Patients with PAD may suffer from claudication, which refers to pain or discomfort in the legs during exercise, such as a feeling of heaviness or cramping. It usually occurs in the calves but can also affect the thighs or buttocks; rest helps relieve the discomfort. In advanced form, PAD can lead to a condition called critical limb ischemia, which occurs when blood flow to the lower extremities is so restricted that vital nutrients cannot reach the muscles, skin or nails. Often, this leads to gangrene, sores on the feet or legs that don’t heal, or constant, extreme foot and leg pain. These patients are at imminent risk of losing their legs, and perhaps their lives.
However, many people with PAD have no symptoms at all, and often don’t even know they have the disease. Even without any symptoms, patients with PAD are at much higher risk for developing serious health problems like heart attack and stroke. That’s why diagnosing PAD is so important. At Scripps, our goal is to improve PAD awareness amongst both the general population and health care providers, and increase screening for the disease. This can be as basic as having a physical exam and an evaluation of the pulses in the extremities. We can also perform a simple test called an ABI which measures and compares blood pressure in the upper and lower extremities to determine the percentage of blood flow that is reaching the lower extremities. The ABI can diagnose PAD with very high certainty and thereby identify patients at increased risk of heart attack, stroke, and other complications so they can be treated early and aggressively.
If we determine that someone has PAD, the next step is identifying and addressing any risk factors such as smoking, diabetes, high blood pressure, high cholesterol, family history, or an existing diagnosis of heart attack or stroke. Even if the patient has no symptoms, risk factors need to be treated aggressively with medication, lifestyle changes, or a combination of the two to reduce the chances of developing future health problems.
Patients who have claudication often can be successfully treated with intensive exercise, lifestyle changes, and medication. If claudication symptoms persist and substantially limit someone from doing what they want they want to do, a procedure to restore blood flow to the lower limbs called revascularization may be necessary. For patients with critical limb ischemia, an expeditious evaluation with consideration for revascularization is vitally important; for very advanced cases amputation may unfortunately be the only option, thus reinforcing the need for early detection and treatment.
There are two types of revascularization commonly used to treat patients with advanced PAD. The first is known as bypass surgery whereby incisions are made above and below the blockage in the vessel, and a new channel is created around the blockage using either a vein as a “spare part” from another part of the body or a synthetic tube. This is stitched into place to “bypass” the blockage and restore blood flow. This type of traditional operation has been used for many years, but requires hospitalization and can be associated with potentially serious complications.
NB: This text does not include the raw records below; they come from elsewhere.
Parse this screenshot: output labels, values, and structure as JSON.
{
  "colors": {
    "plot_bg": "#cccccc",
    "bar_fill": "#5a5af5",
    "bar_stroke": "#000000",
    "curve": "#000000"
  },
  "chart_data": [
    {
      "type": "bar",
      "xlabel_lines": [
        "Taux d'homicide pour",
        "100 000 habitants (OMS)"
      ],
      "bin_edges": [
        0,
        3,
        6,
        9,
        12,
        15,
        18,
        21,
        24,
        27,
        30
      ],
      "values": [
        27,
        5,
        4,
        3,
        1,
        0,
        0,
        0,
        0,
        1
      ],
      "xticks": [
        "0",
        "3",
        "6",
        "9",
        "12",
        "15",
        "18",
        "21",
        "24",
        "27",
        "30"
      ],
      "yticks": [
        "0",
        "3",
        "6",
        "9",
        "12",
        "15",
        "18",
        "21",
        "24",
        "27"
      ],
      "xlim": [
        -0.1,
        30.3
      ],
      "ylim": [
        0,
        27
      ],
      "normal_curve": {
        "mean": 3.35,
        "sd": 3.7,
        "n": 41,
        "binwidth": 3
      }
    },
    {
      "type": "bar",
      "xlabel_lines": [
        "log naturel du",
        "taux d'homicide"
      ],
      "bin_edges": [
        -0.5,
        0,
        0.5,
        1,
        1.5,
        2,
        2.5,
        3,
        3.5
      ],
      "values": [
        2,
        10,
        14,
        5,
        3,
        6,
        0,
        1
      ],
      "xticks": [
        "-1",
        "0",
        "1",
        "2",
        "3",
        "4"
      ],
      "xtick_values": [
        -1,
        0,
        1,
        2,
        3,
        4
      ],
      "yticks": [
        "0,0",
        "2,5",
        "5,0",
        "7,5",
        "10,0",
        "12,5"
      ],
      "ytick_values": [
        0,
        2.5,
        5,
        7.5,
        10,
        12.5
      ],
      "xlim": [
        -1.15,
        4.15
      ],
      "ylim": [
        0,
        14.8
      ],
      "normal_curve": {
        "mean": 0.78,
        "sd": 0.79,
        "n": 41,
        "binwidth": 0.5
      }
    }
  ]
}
In many cases we can now treat PAD far less invasively. Just as minimally invasive techniques have evolved for the treatment of heart disease, similar techniques are now being utilized in the treatment of PAD. During these procedures, a small tube called a catheter is first inserted into the blocked artery using a needle; dye is injected to locate the blockage (this is known as an angiogram), which can then be cleared by a variety of techniques such as dilating the artery with a balloon, using a catheter to “grind out” the blockage, or inserting a thin expandable metal tube called a stent to expand and hold the artery open to restore blood flow.
We are now using these less invasive procedures routinely to treat PAD at Scripps. In general they are much easier on the patient and are associated with minimal recovery time and a low risk of complications. In addition, these procedures are frequently done on an outpatient basis, with patients often going home the same day.
The first step to treating PAD is detecting it as early as possible. Scripps offers PAD screenings; if you have any risk factors such as diabetes, smoking, a history of heart disease or related problems, or suspicious leg pain, you should be screened as soon as possible.